In over 170 years of Grand National history, the race has been declared void by the Jockey Club only once.

In 1993, an estimated 300 million people were watching the race either at Aintree itself or on live television. Over £75 million had been placed in bets.

There was confusion with anti-race protestors at the first fence on the track before the race which didn't help matters. But much worse was to come. After an initial false start, there was a second, but the recall flag was not waved.

Sadly, just nine of the 39 riders understood it was a false start, and the others set off without realising.

Eleven riders completed the first circuit before pulling up as they became aware of the mistake.
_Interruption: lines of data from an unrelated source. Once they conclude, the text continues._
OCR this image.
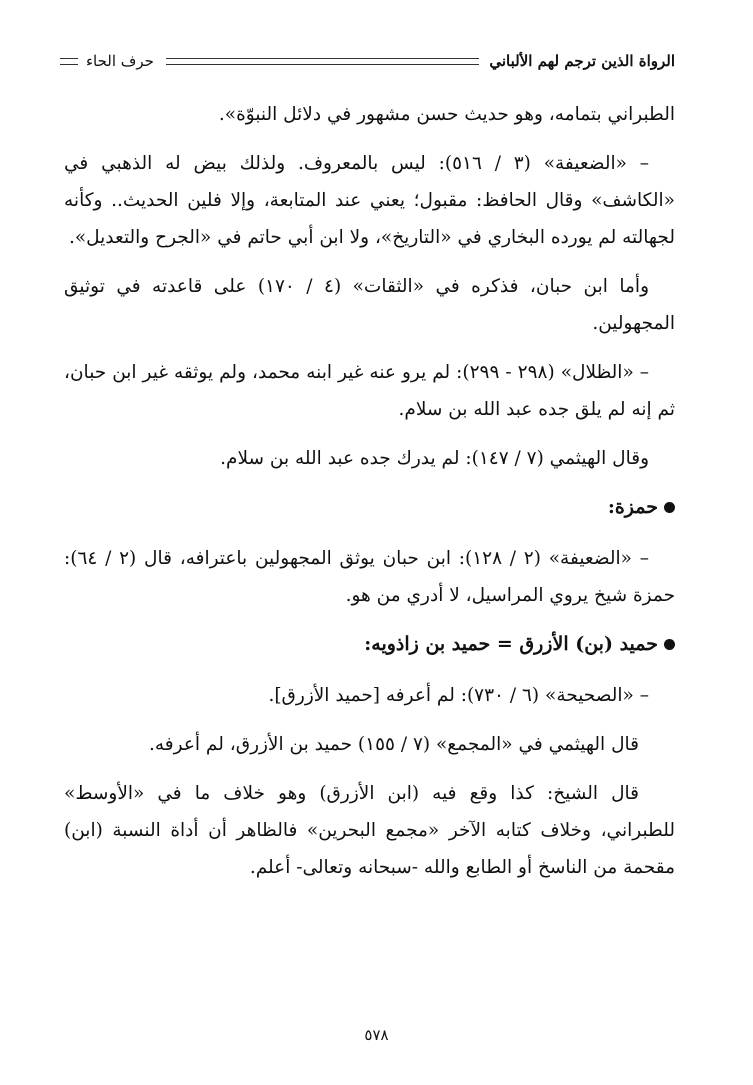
الرواة الذين ترجم لهم الألباني
حرف الحاء

الطبراني بتمامه، وهو حديث حسن مشهور في دلائل النبوّة».

– «الضعيفة» (٣ / ٥١٦): ليس بالمعروف. ولذلك بيض له الذهبي في «الكاشف» وقال الحافظ: مقبول؛ يعني عند المتابعة، وإلا فلين الحديث.. وكأنه لجهالته لم يورده البخاري في «التاريخ»، ولا ابن أبي حاتم في «الجرح والتعديل».

وأما ابن حبان، فذكره في «الثقات» (٤ / ١٧٠) على قاعدته في توثيق المجهولين.

– «الظلال» (٢٩٨ - ٢٩٩): لم يرو عنه غير ابنه محمد، ولم يوثقه غير ابن حبان، ثم إنه لم يلق جده عبد الله بن سلام.

وقال الهيثمي (٧ / ١٤٧): لم يدرك جده عبد الله بن سلام.

حمزة:

– «الضعيفة» (٢ / ١٢٨): ابن حبان يوثق المجهولين باعترافه، قال (٢ / ٦٤): حمزة شيخ يروي المراسيل، لا أدري من هو.

حميد (بن) الأزرق = حميد بن زاذويه:

– «الصحيحة» (٦ / ٧٣٠): لم أعرفه [حميد الأزرق].

قال الهيثمي في «المجمع» (٧ / ١٥٥) حميد بن الأزرق، لم أعرفه.

قال الشيخ: كذا وقع فيه (ابن الأزرق) وهو خلاف ما في «الأوسط» للطبراني، وخلاف كتابه الآخر «مجمع البحرين» فالظاهر أن أداة النسبة (ابن) مقحمة من الناسخ أو الطابع والله -سبحانه وتعالى- أعلم.

٥٧٨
But seven riders completed the race, ignoring the shouts of the crowd and the officials waving flags to get them to stop.

Apparently some of the jockeys had mistaken the officials as another group of protestors causing further disruption. Trained by Jenny Pitman and ridden by John White, Esha Ness was the first horse to finish the National that never was.

Just a few years later in 1997, a suspected IRA bomb threat meant that the Grand National had to be postponed for two days. Two warnings with recognised IRA code-words were received before the jockeys had mounted. The bomb warning led to the largest ever evacuation of a sporting event as 60,000 people were evacuated from Aintree and 100 horses had to be left unattended for four hours.

Suny Bay's stable lad, Phil Sharp, initially left with the mass evacuation, but came back to water and care for the horses until they were retrieved later. Police carried out two controlled explosions at Aintree that day. The 1997 Grand National was re-run on 7 April, with jockey Tony Dobbin winning by an emphatic 25 lengths on Lord Gyllene.

Fortunately, these are the only two unscheduled blips in Grand National racing history. Otherwise the race has run year after year since 1839, even continuing through World War One, with three races taking place at Gatwick Racecourse, an old course that has since become part of Gatwick Airport - though during the second world war, the Grand National was officially suspended from 1941-45.

The draw of the Grand National is it's inherent unpredictability, one never knows exactly what will be instore for the next one.